No mês de maio de 2026, o professor Sadi Dal Rosso recebeu uma homenagem no Instituto de Ciências Sociais da Universidade de Brasília, onde lecionou de 1978 até sua aposentadoria em 2021 e onde consolidou sua carreira como sociólogo do trabalho, pesquisador e militante. A cerimônia buscou evidenciar a relevância de Dal Rosso como pensador crítico e uma voz de grande importância para compreender as transformações dos fenômenos do mundo do trabalho.
Sadi Dal Rosso é um dos mais importantes estudiosos do trabalho no Brasil, tendo se dedicado sobretudo à questão do tempo e jornada de trabalho - um elemento central na perspectiva materialista do labor. É importante notar que, além de professor, Sadi Dal Rosso também foi uma liderança sindical docente na universidade, sobretudo nos anos 1980 e 1990. Atuou, ao longo desse período, nas lutas que impulsionaram a redemocratização do país após a ditadura militar, contribuindo, também, na Assembleia Constituinte em defesa dos interesses da educação pública e, posteriormente, na resistência às políticas neoliberais que buscaram alterar o padrão de acumulação do capitalismo brasileiro. Esse histórico de atuação evidencia sua coerência, ao pesquisar o trabalho e ao lutar pelos direitos dos trabalhadores.

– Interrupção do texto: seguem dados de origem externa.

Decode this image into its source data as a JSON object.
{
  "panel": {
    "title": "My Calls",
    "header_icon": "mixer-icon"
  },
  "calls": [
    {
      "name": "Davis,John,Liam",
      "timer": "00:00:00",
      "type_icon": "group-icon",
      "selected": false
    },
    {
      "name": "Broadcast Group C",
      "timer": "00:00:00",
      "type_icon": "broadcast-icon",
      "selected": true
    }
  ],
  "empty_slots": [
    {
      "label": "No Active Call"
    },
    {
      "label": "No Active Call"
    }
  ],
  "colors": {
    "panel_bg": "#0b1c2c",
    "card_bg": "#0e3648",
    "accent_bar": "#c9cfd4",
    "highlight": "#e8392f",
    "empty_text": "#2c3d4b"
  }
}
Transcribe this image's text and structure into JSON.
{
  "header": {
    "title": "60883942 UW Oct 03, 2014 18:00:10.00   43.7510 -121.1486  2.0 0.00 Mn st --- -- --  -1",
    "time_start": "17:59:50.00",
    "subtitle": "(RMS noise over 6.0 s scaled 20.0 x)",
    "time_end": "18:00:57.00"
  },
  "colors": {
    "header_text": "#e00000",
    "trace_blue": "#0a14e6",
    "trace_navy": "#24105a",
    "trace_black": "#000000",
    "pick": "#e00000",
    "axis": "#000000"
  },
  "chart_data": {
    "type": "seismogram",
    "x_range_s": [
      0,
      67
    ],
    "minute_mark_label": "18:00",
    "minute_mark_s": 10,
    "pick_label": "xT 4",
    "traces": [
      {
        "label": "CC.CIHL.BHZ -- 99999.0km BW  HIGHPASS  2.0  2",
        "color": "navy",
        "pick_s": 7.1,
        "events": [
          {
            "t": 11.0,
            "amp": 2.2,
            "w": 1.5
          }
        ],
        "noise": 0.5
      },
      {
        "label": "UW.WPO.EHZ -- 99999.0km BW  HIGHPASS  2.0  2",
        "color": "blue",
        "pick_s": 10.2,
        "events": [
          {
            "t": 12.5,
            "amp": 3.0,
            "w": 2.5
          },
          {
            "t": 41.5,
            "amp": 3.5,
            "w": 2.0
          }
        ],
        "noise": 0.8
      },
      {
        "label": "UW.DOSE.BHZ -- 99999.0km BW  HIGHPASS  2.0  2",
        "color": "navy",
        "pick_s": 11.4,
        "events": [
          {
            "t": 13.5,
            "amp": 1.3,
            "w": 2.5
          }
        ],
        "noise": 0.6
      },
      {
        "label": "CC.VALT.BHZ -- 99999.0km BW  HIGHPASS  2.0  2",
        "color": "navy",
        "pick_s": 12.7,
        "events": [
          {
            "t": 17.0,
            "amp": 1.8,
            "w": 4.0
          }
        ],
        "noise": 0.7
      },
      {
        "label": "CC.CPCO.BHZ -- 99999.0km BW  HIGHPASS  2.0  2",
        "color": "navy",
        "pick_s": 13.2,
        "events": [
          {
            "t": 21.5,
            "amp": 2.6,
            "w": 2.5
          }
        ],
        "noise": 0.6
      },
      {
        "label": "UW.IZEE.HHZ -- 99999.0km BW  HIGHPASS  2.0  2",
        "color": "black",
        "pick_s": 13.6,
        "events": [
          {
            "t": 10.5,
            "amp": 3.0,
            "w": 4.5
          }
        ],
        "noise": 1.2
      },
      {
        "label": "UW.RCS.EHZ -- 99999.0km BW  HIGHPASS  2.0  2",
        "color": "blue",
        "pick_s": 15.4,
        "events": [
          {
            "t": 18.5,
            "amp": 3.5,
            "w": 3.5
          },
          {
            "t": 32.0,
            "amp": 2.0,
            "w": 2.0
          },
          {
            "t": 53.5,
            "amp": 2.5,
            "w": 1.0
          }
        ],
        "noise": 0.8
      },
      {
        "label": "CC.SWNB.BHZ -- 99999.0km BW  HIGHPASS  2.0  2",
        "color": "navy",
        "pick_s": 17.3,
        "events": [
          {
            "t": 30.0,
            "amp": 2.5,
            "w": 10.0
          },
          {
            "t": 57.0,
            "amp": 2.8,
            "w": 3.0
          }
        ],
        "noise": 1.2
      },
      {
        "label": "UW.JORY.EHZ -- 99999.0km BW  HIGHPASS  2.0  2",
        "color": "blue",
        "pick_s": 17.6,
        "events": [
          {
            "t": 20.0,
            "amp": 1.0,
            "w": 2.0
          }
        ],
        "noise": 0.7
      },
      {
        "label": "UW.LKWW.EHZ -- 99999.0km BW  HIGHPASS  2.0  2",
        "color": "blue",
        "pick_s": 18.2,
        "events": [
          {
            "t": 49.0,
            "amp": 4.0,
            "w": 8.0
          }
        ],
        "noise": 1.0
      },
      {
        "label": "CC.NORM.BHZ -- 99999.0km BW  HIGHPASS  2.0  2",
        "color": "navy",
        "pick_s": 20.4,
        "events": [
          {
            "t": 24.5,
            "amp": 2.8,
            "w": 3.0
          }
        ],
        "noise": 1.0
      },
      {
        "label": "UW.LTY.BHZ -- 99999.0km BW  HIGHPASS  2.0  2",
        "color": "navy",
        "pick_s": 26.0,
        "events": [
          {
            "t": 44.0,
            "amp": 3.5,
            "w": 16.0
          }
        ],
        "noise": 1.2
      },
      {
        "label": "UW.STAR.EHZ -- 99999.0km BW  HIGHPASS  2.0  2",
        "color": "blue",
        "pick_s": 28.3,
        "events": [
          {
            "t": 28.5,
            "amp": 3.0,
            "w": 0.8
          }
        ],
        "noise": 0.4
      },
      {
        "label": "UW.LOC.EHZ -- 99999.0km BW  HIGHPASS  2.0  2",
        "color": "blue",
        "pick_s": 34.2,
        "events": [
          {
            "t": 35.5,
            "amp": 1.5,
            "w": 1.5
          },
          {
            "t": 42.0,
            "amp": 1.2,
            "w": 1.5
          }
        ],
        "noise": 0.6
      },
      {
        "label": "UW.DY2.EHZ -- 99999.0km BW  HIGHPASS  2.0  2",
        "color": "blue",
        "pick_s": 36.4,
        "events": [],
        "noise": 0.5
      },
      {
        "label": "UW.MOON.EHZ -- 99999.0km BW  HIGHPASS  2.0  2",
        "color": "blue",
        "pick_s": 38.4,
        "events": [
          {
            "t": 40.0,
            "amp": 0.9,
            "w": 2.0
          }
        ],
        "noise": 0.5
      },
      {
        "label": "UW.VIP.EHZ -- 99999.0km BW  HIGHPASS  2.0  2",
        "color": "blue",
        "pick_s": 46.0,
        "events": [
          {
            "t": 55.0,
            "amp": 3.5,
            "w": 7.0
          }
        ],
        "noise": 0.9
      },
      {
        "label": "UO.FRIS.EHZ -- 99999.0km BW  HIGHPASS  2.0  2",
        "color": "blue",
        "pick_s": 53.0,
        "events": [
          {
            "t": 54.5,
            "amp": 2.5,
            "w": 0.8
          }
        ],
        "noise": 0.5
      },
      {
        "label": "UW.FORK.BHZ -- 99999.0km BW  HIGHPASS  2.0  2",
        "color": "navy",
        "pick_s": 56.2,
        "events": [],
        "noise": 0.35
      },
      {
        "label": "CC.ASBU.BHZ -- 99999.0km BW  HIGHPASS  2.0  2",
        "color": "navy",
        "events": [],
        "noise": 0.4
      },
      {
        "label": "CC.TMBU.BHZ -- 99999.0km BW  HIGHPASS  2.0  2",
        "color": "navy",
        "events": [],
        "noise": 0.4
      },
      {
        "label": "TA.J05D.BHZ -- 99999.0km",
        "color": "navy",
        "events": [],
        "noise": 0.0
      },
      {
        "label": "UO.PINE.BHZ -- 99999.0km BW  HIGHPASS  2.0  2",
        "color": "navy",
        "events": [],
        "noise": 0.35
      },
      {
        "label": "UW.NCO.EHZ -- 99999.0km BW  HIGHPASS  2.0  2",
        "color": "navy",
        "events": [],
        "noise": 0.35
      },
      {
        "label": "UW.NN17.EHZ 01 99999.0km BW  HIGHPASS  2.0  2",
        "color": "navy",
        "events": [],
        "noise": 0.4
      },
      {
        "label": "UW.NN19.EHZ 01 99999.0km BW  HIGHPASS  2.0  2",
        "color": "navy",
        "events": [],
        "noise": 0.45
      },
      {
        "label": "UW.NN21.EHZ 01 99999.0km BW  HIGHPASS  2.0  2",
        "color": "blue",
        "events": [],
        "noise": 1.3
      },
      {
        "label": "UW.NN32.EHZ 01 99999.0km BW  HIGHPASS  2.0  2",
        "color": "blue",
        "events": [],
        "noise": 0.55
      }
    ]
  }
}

Três obras do autor se destacam em sua longa carreira: “A jornada de trabalho na sociedade: o castigo de Prometeu”, de 1996, em que estudou o prolongamento das jornadas, que repercute na extração do mais-valor absoluto; “Mais trabalho!: a intensificação do labor na sociedade contemporânea”, publicado em 2008, em que estudou a intensificação das jornadas, através da introdução das tecnologias, com vistas à extração do mais-valor relativo; e, por fim, “Ardil da flexibilidade: os trabalhadores e a teoria do valor”, de 2017, em que apresentou a tendência progressiva em flexibilizar as jornadas, que invadem momentos de tempo livre destinados ao descanso do trabalhador.
A obra de 1996 foi a primeira do Brasil, a partir de uma perspectiva marxista, a estudar as jornadas de trabalho, que são discutidas em profundidade no capítulo 8 do primeiro volume da obra d’O Capital de Karl Marx. Neste livro (Dal Rosso, 1996), é evidenciado que as jornadas de trabalho no modo de produção capitalista chegam a ser mais extensas que em sociedades de economia escravocrata, como no Brasil e demais países da América Latina. “En el modo de producción capitalista, el límite superior se alcanzó cuando la jornada de trabajo anual llegó al tope de 3.500-4.000 horas al año, lo que equivale a jornadas semanales de 67-77 horas y jornadas diarias que varían entre 11 y 13 horas” (1996, p. 95).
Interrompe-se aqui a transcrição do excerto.